Having only completed the story very recently, Burke
performs a scripted reading of Cleave while placing a select number of
props on the stage. There is a toy train set, a sculpture of two fused humans embracing, a photo of the Hilton twins and a rolling pin. There are also a number of props revealed throughout the show, which - especially during a scripted reading - allow us to remain visually engaged with the performance.
At times, Burke breaks from script and describes to us how she envisions
the following scene taking place, and it will be interesting to see how these various ideas are actually executed. As a skilled puppet maker and puppeteer, Burke's main goal is to play both the conjoined twins
where she is one twin and the other twin is a puppet manipulated by her.

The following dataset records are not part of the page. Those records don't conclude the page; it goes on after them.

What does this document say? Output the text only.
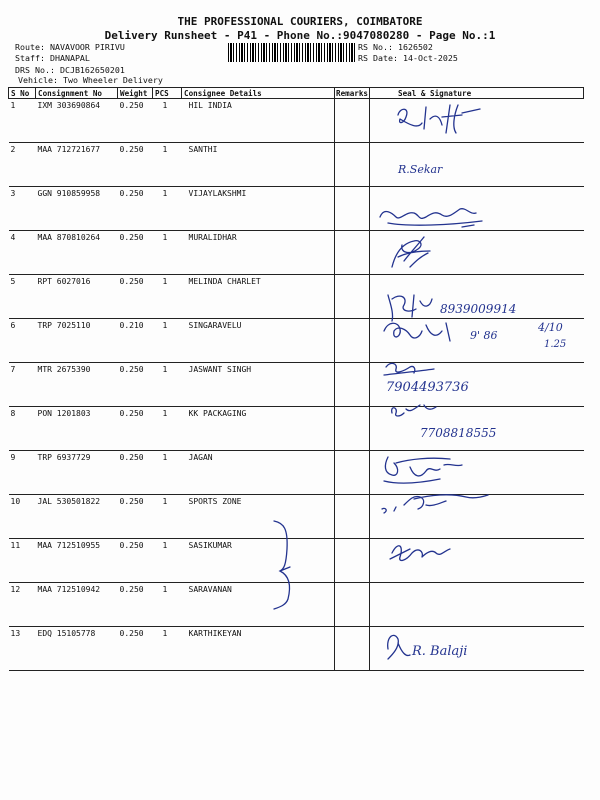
THE PROFESSIONAL COURIERS, COIMBATORE
Delivery Runsheet - P41 - Phone No.:9047080280 - Page No.:1
Route: NAVAVOOR PIRIVU
Staff: DHANAPAL
DRS No.: DCJB162650201
Vehicle: Two Wheeler Delivery
RS No.: 1626502
RS Date: 14-Oct-2025
S No	Consignment No	Weight	PCS	Consignee Details	Remarks	Seal & Signature
1	IXM 303690864	0.250	1	HIL INDIA		

2	MAA 712721677	0.250	1	SANTHI		R.Sekar

3	GGN 910859958	0.250	1	VIJAYLAKSHMI		

4	MAA 870810264	0.250	1	MURALIDHAR		

5	RPT 6027016	0.250	1	MELINDA CHARLET		8939009914

6	TRP 7025110	0.210	1	SINGARAVELU		9' 86
4/10
1.25

7	MTR 2675390	0.250	1	JASWANT SINGH		7904493736

8	PON 1201803	0.250	1	KK PACKAGING		7708818555

9	TRP 6937729	0.250	1	JAGAN		

10	JAL 530501822	0.250	1	SPORTS ZONE		

11	MAA 712510955	0.250	1	SASIKUMAR		

12	MAA 712510942	0.250	1	SARAVANAN		
13	EDQ 15105778	0.250	1	KARTHIKEYAN		R. Balaji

Burke's research into the Hilton twins' lives is detailed and the parallels between their experiences and that of Burke's sister and her own are tied in well. There are moments however when switches between the three stories could be more closely linked with the theme of the anecdote being explored as this would allow for not only a smoother transition into the next story but a more fluid and easy-to-follow story.
Cleave starts off strong with the stories being presented as performances by the various characters within the lives of the four women, and the intended use of puppets. Towards the second half, it seems to turn more into Burke re-telling much of her life and that of the twins' with little performance aspect to it. While the stories are engaging, that performative aspect from earlier greatly assists in entertaining the audience and taking the show to the next level. Furthermore, it may also prevent Burke from breaking "character" when recalling the more emotional moments of her own life.
While Cleave is very much a work in progress, Burke has managed to create a captivating story that deserves to get bigger and better and come to fruition on stage as a fully developed piece, and I look forward to seeing this work in its next phase.
Cleave was performed between 6 - 8 December at La Mama Theatre.
* Original review appeared on Theatre Press on 11 December.